The nearest piped water was about 3km away and my mother collected water during the day. We children helped when not at school. As children, it was our responsibility to collect water to water the homestead vegetable garden. There was no marketplace that I recall, and when someone had something to sell, they peddled it around in case someone needed to buy. The nearest shop I remember was at least 5 km away. As a child, it felt like we walked forever to get there. That is where we occasionally bought things like sugar and cooking oil. Our main staple was maize. Most of the maize is what Mom grew but occasionally my father would bring a bag of maize meal home. Mother preferred our own maize meal that we pounded with a mortar and pestle. She bought maize to supplement what she grew. Mom said it was much cheaper – in retrospect, I wonder what the cost would have been if my mother’s labor was counted.

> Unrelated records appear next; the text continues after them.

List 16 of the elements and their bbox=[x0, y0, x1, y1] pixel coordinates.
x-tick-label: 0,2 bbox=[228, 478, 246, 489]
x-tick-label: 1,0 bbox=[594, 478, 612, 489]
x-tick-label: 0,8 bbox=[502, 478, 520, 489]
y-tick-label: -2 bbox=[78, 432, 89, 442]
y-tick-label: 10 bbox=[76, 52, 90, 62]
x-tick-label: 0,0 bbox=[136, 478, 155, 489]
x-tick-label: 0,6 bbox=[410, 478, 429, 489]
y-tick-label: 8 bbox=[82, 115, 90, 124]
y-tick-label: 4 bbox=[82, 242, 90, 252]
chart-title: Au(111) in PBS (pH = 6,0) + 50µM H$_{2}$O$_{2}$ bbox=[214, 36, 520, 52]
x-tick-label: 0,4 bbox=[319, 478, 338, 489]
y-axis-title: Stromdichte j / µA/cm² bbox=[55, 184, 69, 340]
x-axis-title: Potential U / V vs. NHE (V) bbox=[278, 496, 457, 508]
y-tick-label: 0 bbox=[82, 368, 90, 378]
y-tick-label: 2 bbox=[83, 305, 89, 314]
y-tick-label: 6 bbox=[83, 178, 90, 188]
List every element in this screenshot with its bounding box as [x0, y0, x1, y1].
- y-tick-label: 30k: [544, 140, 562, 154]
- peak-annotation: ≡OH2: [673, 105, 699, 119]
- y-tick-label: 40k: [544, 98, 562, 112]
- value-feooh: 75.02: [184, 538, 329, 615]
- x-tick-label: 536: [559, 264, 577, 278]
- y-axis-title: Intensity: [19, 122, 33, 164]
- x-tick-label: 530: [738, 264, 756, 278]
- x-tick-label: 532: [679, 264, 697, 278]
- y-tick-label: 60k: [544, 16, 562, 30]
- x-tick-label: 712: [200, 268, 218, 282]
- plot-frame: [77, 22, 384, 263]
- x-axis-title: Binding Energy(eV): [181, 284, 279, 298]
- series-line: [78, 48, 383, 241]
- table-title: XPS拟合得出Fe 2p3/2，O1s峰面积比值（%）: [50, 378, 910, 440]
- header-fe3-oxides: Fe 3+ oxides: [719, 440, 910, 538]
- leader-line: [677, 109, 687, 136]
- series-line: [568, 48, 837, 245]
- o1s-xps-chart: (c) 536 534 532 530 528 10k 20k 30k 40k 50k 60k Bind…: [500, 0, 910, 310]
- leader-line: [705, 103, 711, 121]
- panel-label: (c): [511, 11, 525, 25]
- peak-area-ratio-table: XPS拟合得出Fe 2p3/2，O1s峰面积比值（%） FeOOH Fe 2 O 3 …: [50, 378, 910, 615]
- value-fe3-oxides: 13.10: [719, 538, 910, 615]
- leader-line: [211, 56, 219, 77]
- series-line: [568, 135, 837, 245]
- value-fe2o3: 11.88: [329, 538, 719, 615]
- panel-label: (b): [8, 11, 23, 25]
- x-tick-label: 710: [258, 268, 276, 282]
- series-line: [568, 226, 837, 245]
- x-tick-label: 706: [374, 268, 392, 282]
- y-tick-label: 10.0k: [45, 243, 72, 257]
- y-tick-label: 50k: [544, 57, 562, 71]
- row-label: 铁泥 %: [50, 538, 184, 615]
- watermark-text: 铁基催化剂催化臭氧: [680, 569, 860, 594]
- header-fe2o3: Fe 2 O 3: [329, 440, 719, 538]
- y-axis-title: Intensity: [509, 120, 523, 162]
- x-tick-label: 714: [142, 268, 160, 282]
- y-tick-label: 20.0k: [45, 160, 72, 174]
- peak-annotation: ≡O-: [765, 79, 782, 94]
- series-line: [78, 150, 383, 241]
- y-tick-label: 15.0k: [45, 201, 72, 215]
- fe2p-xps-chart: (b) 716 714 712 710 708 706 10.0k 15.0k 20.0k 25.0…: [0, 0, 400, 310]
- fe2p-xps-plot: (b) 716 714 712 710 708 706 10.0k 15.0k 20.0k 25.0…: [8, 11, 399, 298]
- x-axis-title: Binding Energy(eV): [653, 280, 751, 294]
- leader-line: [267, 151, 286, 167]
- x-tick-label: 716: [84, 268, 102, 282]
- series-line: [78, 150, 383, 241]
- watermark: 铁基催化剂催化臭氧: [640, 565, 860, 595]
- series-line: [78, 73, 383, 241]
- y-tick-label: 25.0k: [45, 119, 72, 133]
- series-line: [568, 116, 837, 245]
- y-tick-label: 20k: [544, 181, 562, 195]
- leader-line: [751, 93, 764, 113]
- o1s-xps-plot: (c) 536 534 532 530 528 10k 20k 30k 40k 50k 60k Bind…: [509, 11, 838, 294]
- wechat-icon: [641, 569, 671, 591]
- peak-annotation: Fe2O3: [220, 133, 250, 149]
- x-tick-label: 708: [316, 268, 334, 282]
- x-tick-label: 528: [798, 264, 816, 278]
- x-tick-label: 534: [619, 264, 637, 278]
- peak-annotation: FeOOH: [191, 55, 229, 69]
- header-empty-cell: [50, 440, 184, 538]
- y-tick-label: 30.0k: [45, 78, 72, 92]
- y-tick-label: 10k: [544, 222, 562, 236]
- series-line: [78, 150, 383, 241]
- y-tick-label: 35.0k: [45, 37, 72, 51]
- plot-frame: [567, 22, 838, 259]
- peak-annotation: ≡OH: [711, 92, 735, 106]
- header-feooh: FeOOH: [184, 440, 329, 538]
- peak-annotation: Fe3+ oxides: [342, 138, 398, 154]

This was the food system I was exposed to, with a very strong input from my mother. I never saw my father in the field, but the man was still ahead of his time. If he came from work while my mother was still in the field, he would clean around the house and even cook. Later I came to understand from my older brothers that this in fact was of great irritation to Mom, for while Father wanted to help, my more traditional mother took it as a vote of no confidence for what she considered her role.
By all measures, we had a comfortable life, compared to others around us. Then one day I came from school and was told, "your father is very sick in the hospital." My father died two days later.
And then came the 'A-ha'. Our lives were turned upside down. My mother had to go back to her village – not the “palace” my father had been building with her for us, but her village, 400 km away, where she had not lived for almost 25 years. If there was gender equality, my mother would have inherited the family farmland and house she and Dad had been preparing. Instead, it was not even considered as an option. The balance she had set within our food system was disrupted.
With her eyes full of tears, my mother passed on another 'A-ha' moment to me at that early age, as she bade me farewell to go and live with my ill-prepared older brother about 800km from where she was going with my two younger sisters. She said, “If I was a man and if I had an education, things would be different. Life will be hard where you are going to live with your brother, but focus on school. No one can take that away from you.” Then she turned to my brother and said, “If it works, I will send the other two so they can also get an education!”
Life, as Mom predicted, was hard, and my sisters never followed. I lived my life from then on believing that the only way I would have equal footing with others was by getting an education.
Namukolo Covic coordinates A4NH research in Ethiopia.